You can use `model.matrix()`

to specify the exposure and confounders:

```
batch <- factor(ds$Batch)
treat <- factor(ds$tx)
y <- factor(ds$surv)
design <- model.matrix(~treat + batch)
```

Then fit the model either in edgeR:

`fit <- glmQLFit(y, design)`

Or in limma:

`fit <- lmFit(y, design)`

As mentioned in the confounding section, estimates obtained for the relationship between the exposure and the outcome have been adjusted for the included confounders (deconfounded). This means that the observed estimate is an averaged effect size across strata of the confounder(s).

## Toy Problems

- Consider the DAG below. What variables should you control for if you want to measure the effect of X on Y?

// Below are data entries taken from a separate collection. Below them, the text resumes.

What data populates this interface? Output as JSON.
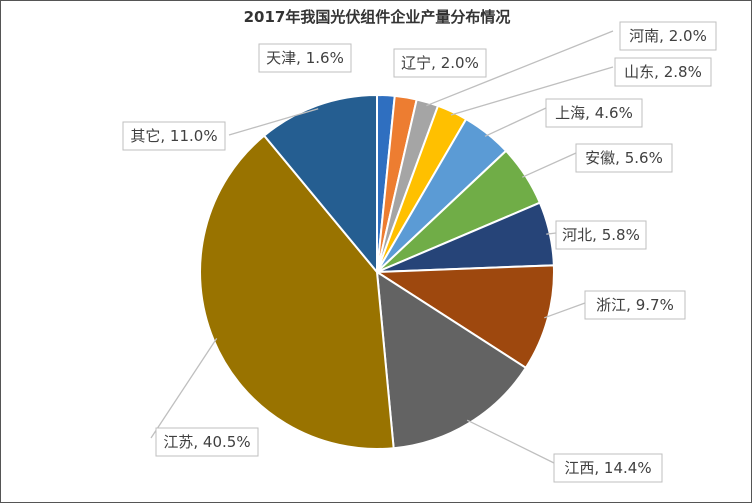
{
  "chart_data": {
    "type": "pie",
    "title": "2017年我国光伏组件企业产量分布情况",
    "slices": [
      {
        "label": "天津",
        "value": 1.6,
        "display": "天津, 1.6%",
        "color": "#2f6fc0"
      },
      {
        "label": "辽宁",
        "value": 2.0,
        "display": "辽宁, 2.0%",
        "color": "#ed7d31"
      },
      {
        "label": "河南",
        "value": 2.0,
        "display": "河南, 2.0%",
        "color": "#a5a5a5"
      },
      {
        "label": "山东",
        "value": 2.8,
        "display": "山东, 2.8%",
        "color": "#ffc000"
      },
      {
        "label": "上海",
        "value": 4.6,
        "display": "上海, 4.6%",
        "color": "#5b9bd5"
      },
      {
        "label": "安徽",
        "value": 5.6,
        "display": "安徽, 5.6%",
        "color": "#70ad47"
      },
      {
        "label": "河北",
        "value": 5.8,
        "display": "河北, 5.8%",
        "color": "#264478"
      },
      {
        "label": "浙江",
        "value": 9.7,
        "display": "浙江, 9.7%",
        "color": "#9e480e"
      },
      {
        "label": "江西",
        "value": 14.4,
        "display": "江西, 14.4%",
        "color": "#636363"
      },
      {
        "label": "江苏",
        "value": 40.5,
        "display": "江苏, 40.5%",
        "color": "#997300"
      },
      {
        "label": "其它",
        "value": 11.0,
        "display": "其它, 11.0%",
        "color": "#255e91"
      }
    ],
    "legend": "none"
  }
}
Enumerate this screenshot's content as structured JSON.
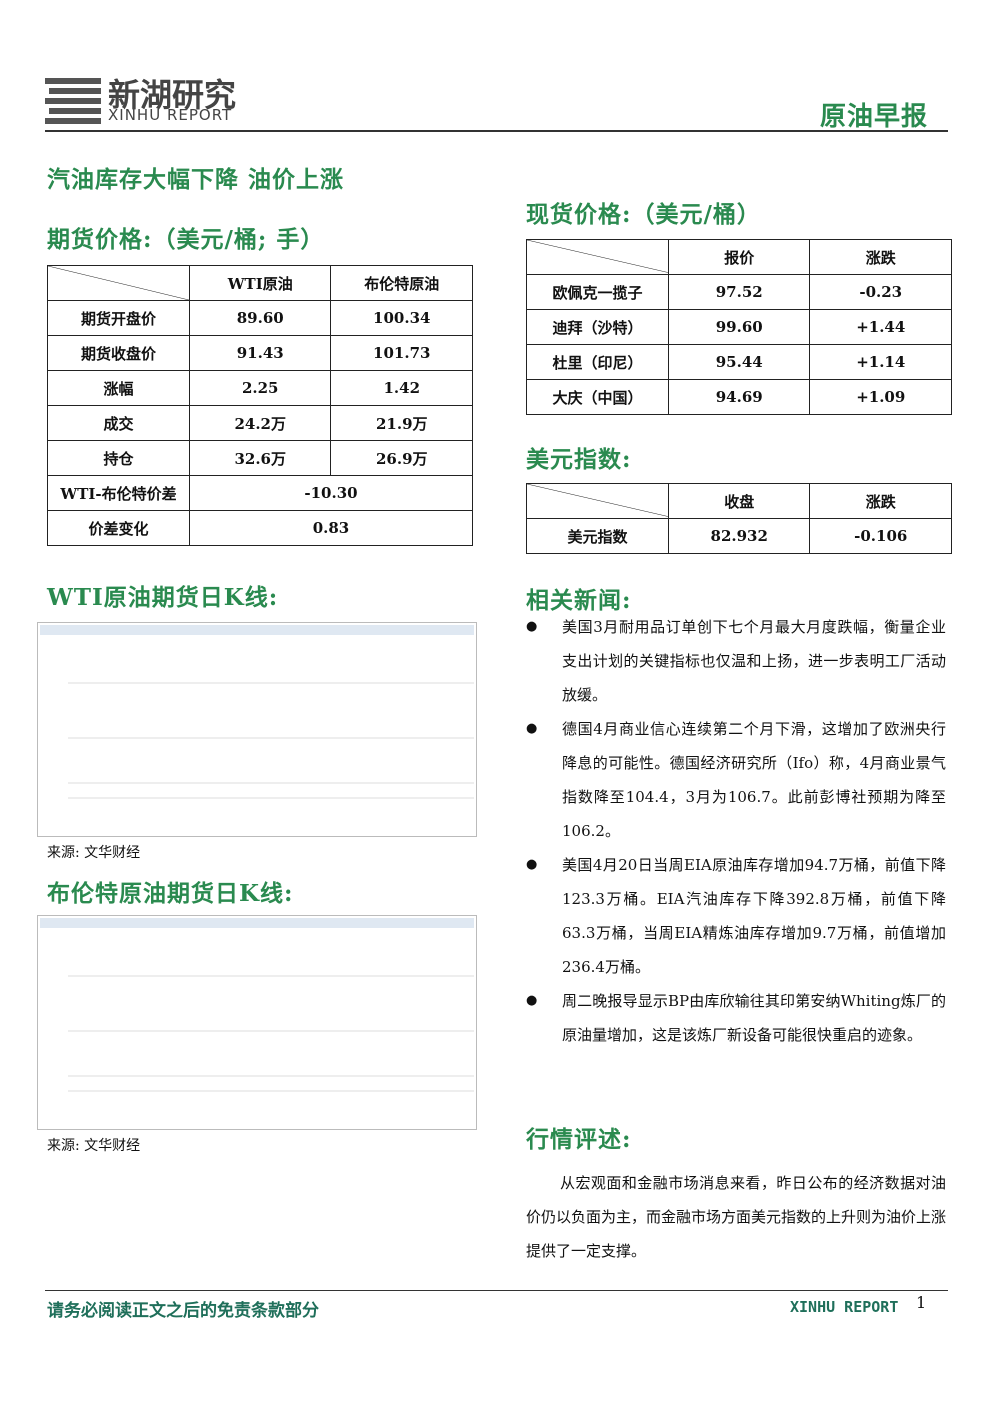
{
  "header": {
    "logo_cn": "新湖研究",
    "logo_en": "XINHU REPORT",
    "report_type": "原油早报"
  },
  "headline": "汽油库存大幅下降 油价上涨",
  "futures": {
    "title": "期货价格:（美元/桶; 手）",
    "columns": [
      "WTI原油",
      "布伦特原油"
    ],
    "rows": [
      {
        "label": "期货开盘价",
        "values": [
          "89.60",
          "100.34"
        ]
      },
      {
        "label": "期货收盘价",
        "values": [
          "91.43",
          "101.73"
        ]
      },
      {
        "label": "涨幅",
        "values": [
          "2.25",
          "1.42"
        ]
      },
      {
        "label": "成交",
        "values": [
          "24.2万",
          "21.9万"
        ]
      },
      {
        "label": "持仓",
        "values": [
          "32.6万",
          "26.9万"
        ]
      },
      {
        "label": "WTI-布伦特价差",
        "values": [
          "-10.30"
        ]
      },
      {
        "label": "价差变化",
        "values": [
          "0.83"
        ]
      }
    ]
  },
  "spot": {
    "title": "现货价格:（美元/桶）",
    "columns": [
      "报价",
      "涨跌"
    ],
    "rows": [
      {
        "label": "欧佩克一揽子",
        "values": [
          "97.52",
          "-0.23"
        ]
      },
      {
        "label": "迪拜（沙特）",
        "values": [
          "99.60",
          "+1.44"
        ]
      },
      {
        "label": "杜里（印尼）",
        "values": [
          "95.44",
          "+1.14"
        ]
      },
      {
        "label": "大庆（中国）",
        "values": [
          "94.69",
          "+1.09"
        ]
      }
    ]
  },
  "usd": {
    "title": "美元指数:",
    "columns": [
      "收盘",
      "涨跌"
    ],
    "rows": [
      {
        "label": "美元指数",
        "values": [
          "82.932",
          "-0.106"
        ]
      }
    ]
  },
  "charts": [
    {
      "title": "WTI原油期货日K线:",
      "source": "来源: 文华财经"
    },
    {
      "title": "布伦特原油期货日K线:",
      "source": "来源: 文华财经"
    }
  ],
  "news": {
    "title": "相关新闻:",
    "items": [
      "美国3月耐用品订单创下七个月最大月度跌幅，衡量企业支出计划的关键指标也仅温和上扬，进一步表明工厂活动放缓。",
      "德国4月商业信心连续第二个月下滑，这增加了欧洲央行降息的可能性。德国经济研究所（Ifo）称，4月商业景气指数降至104.4，3月为106.7。此前彭博社预期为降至106.2。",
      "美国4月20日当周EIA原油库存增加94.7万桶，前值下降123.3万桶。EIA汽油库存下降392.8万桶，前值下降63.3万桶，当周EIA精炼油库存增加9.7万桶，前值增加236.4万桶。",
      "周二晚报导显示BP由库欣输往其印第安纳Whiting炼厂的原油量增加，这是该炼厂新设备可能很快重启的迹象。"
    ]
  },
  "commentary": {
    "title": "行情评述:",
    "text": "从宏观面和金融市场消息来看，昨日公布的经济数据对油价仍以负面为主，而金融市场方面美元指数的上升则为油价上涨提供了一定支撑。"
  },
  "footer": {
    "disclaimer": "请务必阅读正文之后的免责条款部分",
    "brand": "XINHU REPORT",
    "page": "1"
  }
}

- Create your own DAG (of a causal relationship of interest to you) then identify what variables you would need to control for to measure the causal effect of interest.
- One important subject that I did not touch on in this workshop was generalizability or transportability of causal findings (applying the results to an external population). What issues might arise when doing so? How can a DAG be used to resolve issues of generalizability and transportability?

## Conclusions

Unfortunately there’s no silver bullet for confounding or bias in R or Bioconductor. Instead, we as researchers must carefully consider possible sources of bias–ideally as we begin designing the study. DAGs are helpful in providing a clear visualization of the hypothesized causal mechanism and identifying potential confounders.

It is important for us to remember that the definition of a cause is rooted in the counterfactual: we need to find a way to come as close as possible to observing what would have happened if a participant’s exposure status had been different.